Claiborne’s decline stood out on a day when the S&P Retail Index fell 1.3 percent, or 4.25 points, to 316.41 and the Dow Jones Industrial Average advanced 0.7 percent, or 58.42 points, to 8,555.60. Department stores, in particular, slumped, with Macy’s Inc. off 5.3 percent to $10.63; J.C. Penney Co. Inc., 4.3 percent to $25.90, and Saks Inc., 2.8 percent to $3.87.

Investors were bearish in Asia, where the Hang Seng Index fell 1.7 percent and the Nikkei 225 dipped 1.4 percent, and more bullish in Europe, where the FTSE 100 inched up 0.1 percent and the CAC 40 advanced 1 percent.

The Conference Board also took a bullish tone with its Leading Economic Index, which rose 1.2 percent last month after a 1.1 percent lift in April.

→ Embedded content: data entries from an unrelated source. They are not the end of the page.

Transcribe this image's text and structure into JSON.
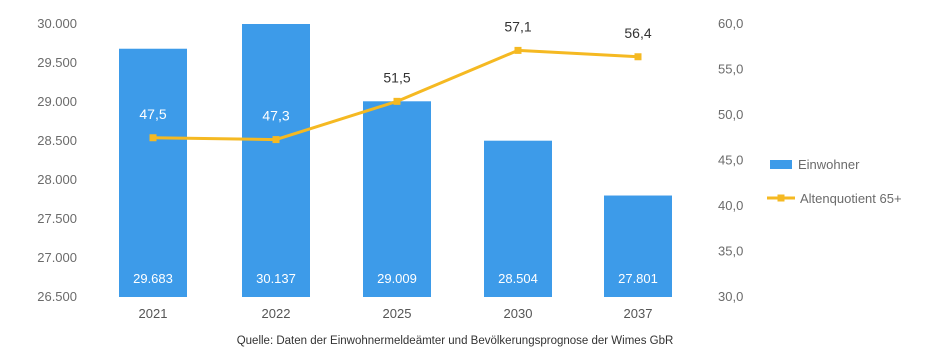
{
  "chart_data": {
    "type": "bar",
    "categories": [
      "2021",
      "2022",
      "2025",
      "2030",
      "2037"
    ],
    "series": [
      {
        "name": "Einwohner",
        "type": "bar",
        "axis": "left",
        "values": [
          29683,
          30137,
          29009,
          28504,
          27801
        ],
        "labels": [
          "29.683",
          "30.137",
          "29.009",
          "28.504",
          "27.801"
        ],
        "color": "#3d9be9"
      },
      {
        "name": "Altenquotient 65+",
        "type": "line",
        "axis": "right",
        "values": [
          47.5,
          47.3,
          51.5,
          57.1,
          56.4
        ],
        "labels": [
          "47,5",
          "47,3",
          "51,5",
          "57,1",
          "56,4"
        ],
        "color": "#f5b922"
      }
    ],
    "y_left": {
      "min": 26500,
      "max": 30000,
      "ticks": [
        26500,
        27000,
        27500,
        28000,
        28500,
        29000,
        29500,
        30000
      ],
      "tick_labels": [
        "26.500",
        "27.000",
        "27.500",
        "28.000",
        "28.500",
        "29.000",
        "29.500",
        "30.000"
      ]
    },
    "y_right": {
      "min": 30,
      "max": 60,
      "ticks": [
        30,
        35,
        40,
        45,
        50,
        55,
        60
      ],
      "tick_labels": [
        "30,0",
        "35,0",
        "40,0",
        "45,0",
        "50,0",
        "55,0",
        "60,0"
      ]
    },
    "grid": false,
    "legend_position": "right",
    "source_note": "Quelle: Daten der Einwohnermeldeämter und Bevölkerungsprognose der Wimes GbR"
  }
}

The index, which gauges 10 economic indicators, including stock prices, consumer expectations and building permits, now stands at 100.2.

“The recession is losing steam,” said Ken Goldstein, economist at The Conference Board. “Confidence is rebuilding and financial market volatility is abating. Even the housing market appears to be stabilizing. If these trends continue, expect a slow recovery beginning before the end of the year. However, employment will take longer to turn around.”

Consumer spending is strongly influenced by the relative strength of the job market and the unemployment rate, now at a 26-year high of 9.4 percent, is likely to top 10 percent.

The toll of rising unemployment and personal bankruptcies was clear in Discover Financial Services’ second-quarter report Thursday. The financial firm said its Discover Card sales fell 4 percent for the quarter to $21 billion. Discover’s charge-off rate rose to 7.79 percent from 4.99 percent a year earlier as consumers struggled to pay off their credit cards.

The company said its charge-off rate for the third quarter would rise to a range of 8.5 percent to 9 percent. That means more consumers will be digging themselves into a hole so deep the credit card company will basically assume it will never get its money back.